You may have heard of people being hit with California felony penalties for shoplifting items from a store–and may have wondered if this can really happen.
The quick answer is: it is possible for someone to be charged with a felony for shoplifting. But it is now more difficult for prosecutors to charge a shoplifter with a felony than it used to be.
In 2014, California voters passed Proposition 47, which reduced the penalties for some minor drug and property crimes and went into effect in 2015.
Before Prop 47, people who shoplifted could technically be charged with California burglary, which can carry felony penalties. Burglary is defined as entering any building (including a store) with the intent to commit any theft or felony once inside. Technically, most premeditated shoplifting meets this definition.
But Prop 47 created a new crime called Penal Code 459.5 PC shoplifting. Under PC 459.5, people who enter an open store during normal business hours intending to steal merchandise worth $950 or less are guilty of shoplifting–and may NOT be charged with burglary.

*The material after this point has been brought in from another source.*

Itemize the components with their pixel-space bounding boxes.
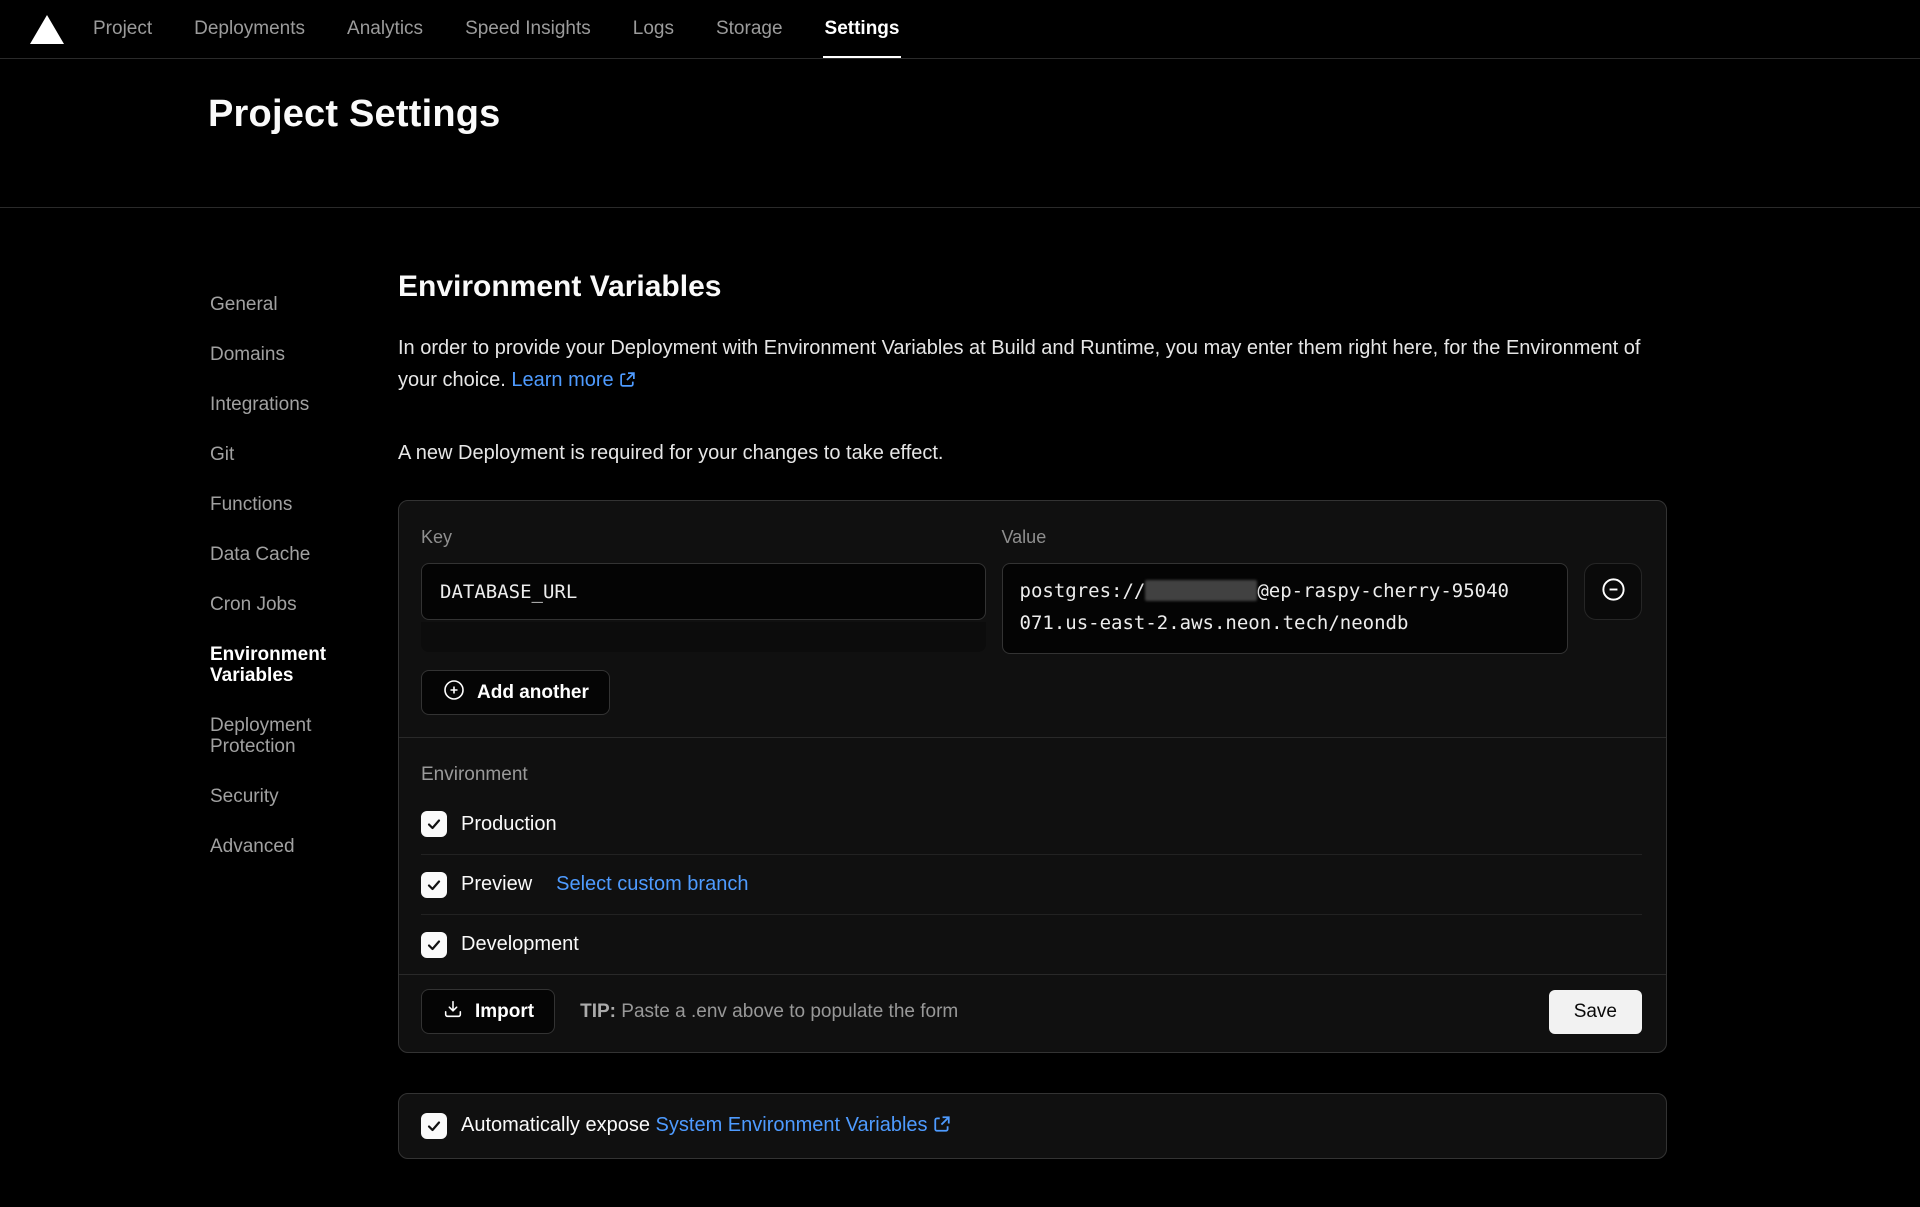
vercel-logo[interactable]: [30, 0, 64, 58]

The new crime of PC 459.5 shoplifting is a misdemeanor for everyone who is not a registered sex offender and does not have certain very serious violent crimes on their record.
What this means is that, for most people, shoplifting can only be charged with a misdemeanor going forward. But there are situations in which it could be a felony, including:
- The defendant was charged and convicted before Prop 47 went into effect;
- The defendant stole, or intended to steal, merchandise worth more than $950 (in which case s/he may have been charged with either burglary or grand theft); and
- The defendant has a serious violent or sex crime prior to his/her record.
And now that Proposition 36 has passed in 2024, a third-time theft offense can be a felony carrying up to three years of incarceration.